My tax return is late. Horrendously so. And so the later it gets the more I want to put it off. My desk is a mountain of papers and receipts. Looking through the bank statements that I have printed off the computer I am seeing entries that remind me of a year ago. In my head I have trouble trying to recall whether my father was alive before or after the end of the financial year. And does it matter? I have my father’s deceased estate stuff to consider too. I have a file of his papers where he made notations in a demented way on bills. Squiggly question marks near amounts owing. PAID writ-large with a flourish beneath it. Success at the post office. Everything paid through the post office. The old person’s only way to pay.
I imagine him in the queue, socks to his knees, pants too high. He is an impatient man and the queue bothers him. Waiting has never been easy for him. Like Blackboard in Mr squiggle. Muttering beneath his breath Hurry up. Not that he has other errands to run on a shopping day. This is the big one. The paying of bills. Finally at the counter, he softens because he needs the assistant’s help. He could easily be screwed. But they know him. He has been coming since the post office became the place where old people pay their bills. When they no longer sent cheques.

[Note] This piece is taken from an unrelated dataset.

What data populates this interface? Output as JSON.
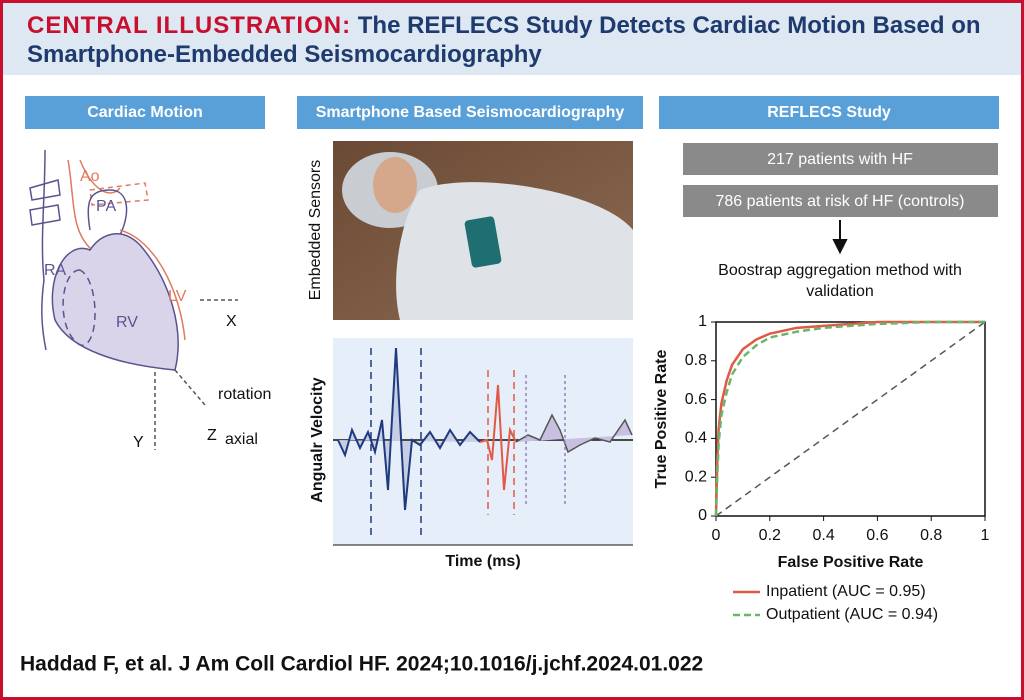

He forgets to pay the HBF bill and the health insurance is unpaid. This means that when my mother ends up in hospital because of a turn (she simply sank to the floor like a puppet with its strings cut in the very same Post Office) and she is asked whether she has private insurance and she answers yes and they divert her to the private hospital, she is turned around again because they are Not Financial. When I attempt to sort this fiasco out, over the phone, the insurance company will not tell me how much they owe because of privacy concerns. When I tell the I am a day away, down South on holidays, they are unmoved. I just want to pay their bill with my credit card over the phone but they cannot release the information I need.
My father is driving to the wrong hospital to visit my mother. He is eating pan-fried fish with sliced banana for dinner. The neighbours are looking in on him. He is still in the garden till the sun is going down.
My mother yo-yos between the hospitals till her insurance is sorted out. The private hospital won’t take her if she’s not insured and the public hospital wants her to go to the private hospital if she has insurance as she claims to have. Daddy’s been a member for fifty years, she says.
I hate the insurance company and tell them so when they inquire at the end of our heated phone conversation as to how well they have helped me today. They promise to pass on my complaint but I never hear from them. I hate you, do you hear me. Hate you.
Back in the city, I realise it is time to be their nominee and take in the form to prove I am their enduring power of attorney. Child becomes Parent.
While my mother is in the hospital the neighbours begin a roster system whereby the evening meals are delivered to my father. He is eating well and loves the attention. Evey afternoon he drives to see her. On one of these occasions he rams another car in the hospital car park but ignores it. A bystander sees the white Subaru Forrester crawl away and takes his number down. He gives it to the owner of the damaged car. Later Dad gets a summons about the accident and it becomes clear that he no longer even has a current licence. It too has been unpaid.
Sometimes he stood in the queue and then when he neared the front of it he turned around and walked out.
Now I am doing his tax. In the blue folder with all its pockets I push out the rectangles of paper with his handwriting on them and replace them with my own headings. I notice the poor spelling. The new labels make more sense to me. The last folder has a pocket I label Death. In it I put his funeral bill and wonder if he can tax deduct it. I think of the more expensive Enviro coffin we got him, knowing he was a believer in recycling. But a tax deduction; now that would really please him.